行かれたのですね。拙僧も一度、行ってみたいと思っている場所です。先日、菊池寛の小説を読んだのですが、そもそも掘った僧侶の宗派も変わり、ずいぶんと「良いお話し」にまとめられているように感じました。

晩年は、通行料を取ったということですが、それくらいの難事業だったということなんでしょう。
 
 
 
→tenjin95さん (tera)
2006-11-16 07:49:59
羅漢様と併せて、是非おすすめの史跡です。
確かに、小説と史実とはかけ離れているようです。禅海和尚個人の掘削の力というよりは、政治力、処世術に長けていたようです。通行料や浄財の一部を羅漢寺に寄進して、それなりの地位を築き、厚遇の条件を得ていたようです。

しかし、小説によって全国区に出て、地域おこしの核となっている功績は大きいと思います。

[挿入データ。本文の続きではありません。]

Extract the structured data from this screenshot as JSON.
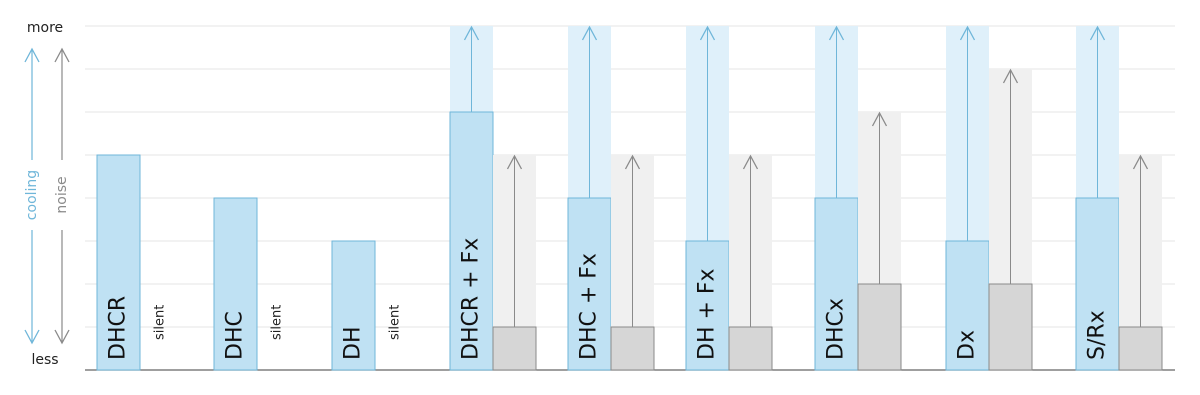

険しい難所のイメージの割には、川の流れはのどかで癒しの風景となっていることが、なんともアンバランスで違和感があります。
 
 
 
知りませんでした (某子)
2006-11-16 10:46:28
こんな所があるんですね。知りませんでした。
トンネルを掘ったそのパワーというかエネルギーというか、
そういうものがまだその場所に残っていそうな感じですね(勝手な想像ですが)。
ある種のパワースポットだったりして・・・。
 
 
 
→某子 (tera)
2006-11-17 07:47:03
それ、それ、パワースポットという感じです。
この耶馬溪の岩山そのものが、中国の桂林に似た山並みがあって不思議な霊力を感じます。
羅漢様も、そして石仏群からもパワーを放っているかのような迫力を感じます。大分はこの種の宝庫かも知れません。
 
 
 
やっぱり・・・ (某子)
2006-11-17 10:11:29
パワースポットですよね~。
私も最初の写真を見たとき桂林のようだと思ったんです(書くのを忘れましたが・・・)。

大分へ行ってみたくなりました・・・。
 
 
 
→某子さん、さん (tera)
2006-11-17 23:09:01
キャー、すみません。前の返信、呼び捨てにしてしまいました。申し訳ありません。携帯からの書込みだったもので、入力ミスしたのかも知れません。失礼致しました。

この度は、ほんとうに大分再発見の旅でした。このパワーのお陰でしょうか、それとも一村一品運動の成果なのでしょうか、各地に活気があって、元気をいただいて来ました。国東半島、臼杵、湯布院・・・、
デス。
 
 
 
いえいえ・・・ (某子)
2006-11-21 13:17:17
どうぞお気になさらずに・・・。(実は言われるまで気づいていなかったんです・・・)

大分、やはり行っておくべきところのようですね! 今後の旅先の強力な候補として頭に入れておきたいと思います。
 
 
 
→某子さん (tera)
2006-11-22 06:48:35
有難うございます。
いつか機会があったらお訪ねください。あと、確か・・・、キリシタン系の話もガイドさんから聞いたように思いますけど、よく覚えていません。
けれども、キリシタン大名で有名な大友宗麟の居城は臼杵にありましたし(現在城址として残っています)、キリシタン石仏もあるようです。某子さんご専門ですね。